Correlated electron transport through parallel double-quantum-dot

TL;DR

This paper studies electron transport in a parallel double-quantum-dot system, analyzing spectral and conductance properties under various interactions and couplings using Green function techniques.

Contribution

It provides a detailed analysis of correlated electron transport in double quantum dots, including effects of interdot tunneling and Coulomb interactions, using both exact and approximate methods.

Findings

Correlated electron transport affects conductance spectra.

Interplay between Coulomb interaction and tunneling influences transport.
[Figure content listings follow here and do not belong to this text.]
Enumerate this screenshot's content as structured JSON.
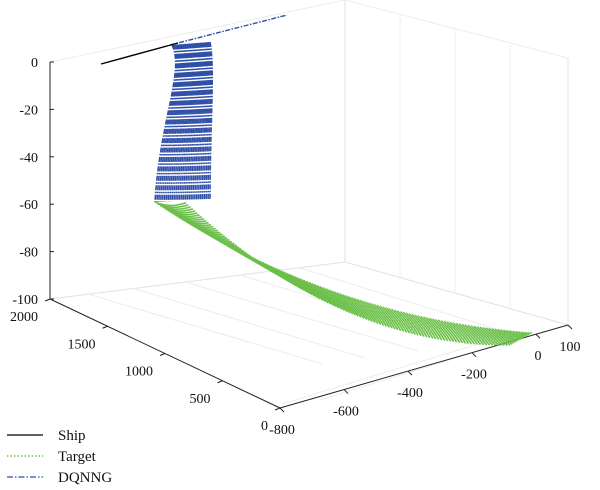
{
  "chart_data": {
    "type": "line",
    "projection": "3d",
    "grid": true,
    "legend_position": "bottom-left",
    "axes": {
      "x": {
        "ticks": [
          "-800",
          "-600",
          "-400",
          "-200",
          "0",
          "100"
        ],
        "range": [
          -800,
          100
        ]
      },
      "y": {
        "ticks": [
          "0",
          "500",
          "1000",
          "1500",
          "2000"
        ],
        "range": [
          0,
          2000
        ]
      },
      "z": {
        "ticks": [
          "0",
          "-20",
          "-40",
          "-60",
          "-80",
          "-100"
        ],
        "range": [
          -100,
          0
        ]
      }
    },
    "series": [
      {
        "name": "Ship",
        "color": "#000000",
        "style": "solid"
      },
      {
        "name": "Target",
        "color": "#6cc04a",
        "style": "dotted"
      },
      {
        "name": "DQNNG",
        "color": "#2f4fa8",
        "style": "dashdot"
      }
    ]
  }
}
Spectral functions reveal the impact of interactions on electron flow.

Abstract

We investigate the spectral and transport properties of parallel double-quantum-dot (DQD) system with interdot tunneling coupling in both the equilibrium and nonequilibrium cases. The special geometry of DQD system is considered, in which each dot is connected to two leads by the tunneling barriers. With the help of Keldysh nonequilibrium Green function technique and the equation-of-motion approach, the spectral function and the conductance spectra of DQD system are calculated in two cases with and without the intradot Coulomb interaction, respectively. The exact calculation is performed in the absence of intradot Coulomb interaction. For the case with intradot Coulomb interaction, the Hartree-Fock approximation is applied to truncate the equation of motion for the high-order Green functions at high temperatures. The phenomenon of correlated electron transport is clearly shown in the linear conductance of each dot in the presence of interdot tunneling when setting one dot level and tuning another. The interplay between the intradot Coulomb interaction and the interdot tunneling coupling is displayed.